Blockchain businesses usually take the form of a private limited company (OÜ). A private limited company requires a minimum share capital of 2500 EUR, which might be paid in as a non-monetary contribution. Non-monetary contributions are objects that can have a monetary valuation.
The current understanding of non-monetary contributions open the possibility to contribute with cryptocurrencies or tokens in the value equivalent to 2500 EUR for the share capital.
The founders may decide to make the contribution for the share capital upon the foundation of the private limited company or at a later date.
Note that if the company will apply for a virtual currency service license, the share capital needs to be paid-in as a monetary contribution in the amount of 12 000 EUR.
Estonian address and contact person:
Any Estonian company needs an address and if the board members reside outside Estonia, also a registered contact person. These services are usually provided by specially licensed companies in Estonia. We can introduce you to some of our partners.Note that if the company will apply for a virtual currency service license, the registered office, the location of the management board, and the actual place of business need to be located in Estonia. There is no need for a contact person service in such a case.
When incorporating an OÜ, something to keep in mind for the future is the requirements for a share transfer transaction. Up to the summer of 2020, the only option for selling the shares of a private limited company was a notarised transaction (in case the shares were not registered in the Estonian register of securities).

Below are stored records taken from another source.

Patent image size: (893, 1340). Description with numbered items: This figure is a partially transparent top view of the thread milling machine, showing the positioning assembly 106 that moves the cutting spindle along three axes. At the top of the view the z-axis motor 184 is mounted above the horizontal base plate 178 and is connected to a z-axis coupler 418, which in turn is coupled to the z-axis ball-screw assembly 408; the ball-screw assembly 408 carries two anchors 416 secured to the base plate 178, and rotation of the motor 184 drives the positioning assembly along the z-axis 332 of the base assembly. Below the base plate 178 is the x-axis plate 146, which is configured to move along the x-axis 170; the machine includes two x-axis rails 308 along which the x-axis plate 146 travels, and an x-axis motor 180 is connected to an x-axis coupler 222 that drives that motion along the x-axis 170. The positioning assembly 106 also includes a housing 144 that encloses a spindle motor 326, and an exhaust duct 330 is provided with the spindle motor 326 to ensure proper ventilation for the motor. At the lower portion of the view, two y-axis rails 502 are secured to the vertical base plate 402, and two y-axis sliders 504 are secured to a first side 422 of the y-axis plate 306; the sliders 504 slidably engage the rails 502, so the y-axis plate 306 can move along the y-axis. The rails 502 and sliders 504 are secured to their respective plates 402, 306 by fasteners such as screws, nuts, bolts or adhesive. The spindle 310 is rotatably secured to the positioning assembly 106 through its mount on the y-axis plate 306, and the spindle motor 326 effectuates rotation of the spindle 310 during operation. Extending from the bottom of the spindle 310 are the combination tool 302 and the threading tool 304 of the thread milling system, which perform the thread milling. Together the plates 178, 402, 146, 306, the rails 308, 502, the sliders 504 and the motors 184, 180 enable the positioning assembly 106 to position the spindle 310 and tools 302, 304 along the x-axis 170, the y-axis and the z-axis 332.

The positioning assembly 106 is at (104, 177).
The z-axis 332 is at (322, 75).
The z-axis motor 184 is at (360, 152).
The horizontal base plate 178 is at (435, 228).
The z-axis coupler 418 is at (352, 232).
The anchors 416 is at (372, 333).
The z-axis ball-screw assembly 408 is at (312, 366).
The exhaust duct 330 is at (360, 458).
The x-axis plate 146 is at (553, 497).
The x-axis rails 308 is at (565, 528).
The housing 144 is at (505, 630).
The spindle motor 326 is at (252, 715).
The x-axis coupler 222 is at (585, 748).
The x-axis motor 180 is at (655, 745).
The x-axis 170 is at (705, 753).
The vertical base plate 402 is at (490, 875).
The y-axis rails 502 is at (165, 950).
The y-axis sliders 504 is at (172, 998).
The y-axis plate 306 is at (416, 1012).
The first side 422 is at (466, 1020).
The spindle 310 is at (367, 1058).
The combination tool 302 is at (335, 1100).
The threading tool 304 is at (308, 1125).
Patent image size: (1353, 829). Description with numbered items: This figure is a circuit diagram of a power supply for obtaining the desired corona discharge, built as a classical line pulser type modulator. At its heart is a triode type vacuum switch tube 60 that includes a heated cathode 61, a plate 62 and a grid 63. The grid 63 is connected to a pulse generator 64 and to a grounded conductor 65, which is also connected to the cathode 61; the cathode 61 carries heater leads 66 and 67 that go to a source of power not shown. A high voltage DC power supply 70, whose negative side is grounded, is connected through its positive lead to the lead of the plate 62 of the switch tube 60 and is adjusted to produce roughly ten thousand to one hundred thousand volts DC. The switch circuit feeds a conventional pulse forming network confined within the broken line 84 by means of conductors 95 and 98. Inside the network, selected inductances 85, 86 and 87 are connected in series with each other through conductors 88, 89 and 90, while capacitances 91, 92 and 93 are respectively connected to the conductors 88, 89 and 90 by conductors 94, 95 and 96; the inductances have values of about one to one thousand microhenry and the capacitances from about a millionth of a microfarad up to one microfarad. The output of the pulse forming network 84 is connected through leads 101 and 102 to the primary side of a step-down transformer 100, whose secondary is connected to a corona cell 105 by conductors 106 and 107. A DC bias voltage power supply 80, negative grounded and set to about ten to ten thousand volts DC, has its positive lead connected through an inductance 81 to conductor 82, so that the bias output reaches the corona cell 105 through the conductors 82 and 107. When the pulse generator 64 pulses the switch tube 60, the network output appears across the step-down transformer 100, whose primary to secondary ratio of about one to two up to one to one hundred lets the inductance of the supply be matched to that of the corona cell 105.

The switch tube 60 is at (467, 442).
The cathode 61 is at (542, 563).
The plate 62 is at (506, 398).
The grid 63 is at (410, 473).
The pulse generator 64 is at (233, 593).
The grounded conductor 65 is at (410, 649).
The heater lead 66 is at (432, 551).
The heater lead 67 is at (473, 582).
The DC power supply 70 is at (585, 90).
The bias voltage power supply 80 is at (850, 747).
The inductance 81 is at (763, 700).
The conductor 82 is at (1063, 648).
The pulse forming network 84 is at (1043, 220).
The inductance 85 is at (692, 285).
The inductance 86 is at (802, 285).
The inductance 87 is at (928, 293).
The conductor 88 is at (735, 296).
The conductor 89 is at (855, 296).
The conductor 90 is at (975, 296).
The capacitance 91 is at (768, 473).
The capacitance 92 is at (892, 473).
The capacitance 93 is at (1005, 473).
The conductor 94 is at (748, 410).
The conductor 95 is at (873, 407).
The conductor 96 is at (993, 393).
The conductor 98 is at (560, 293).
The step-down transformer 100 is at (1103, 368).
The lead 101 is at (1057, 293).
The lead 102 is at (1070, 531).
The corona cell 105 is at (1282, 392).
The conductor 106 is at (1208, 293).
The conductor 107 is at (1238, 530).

This meant participating in an appointment with a notary public in Estonia in person or having someone represent the parties with a PoA.
In August 2020 amendments to the Estonian Commercial Code entered into force, which simplified the share transfer procedure for private limited companies if certain requirements are met. Specifically, if the share capital of the company is at least EUR 10,000 (fully paid in) and all the shareholders agree, the company can waive the notarial transaction requirement in its Articles of Association. The share transfer transaction must be at least in a form that is reproducible in writing, which simplifies selling and buying the shares of a company significantly.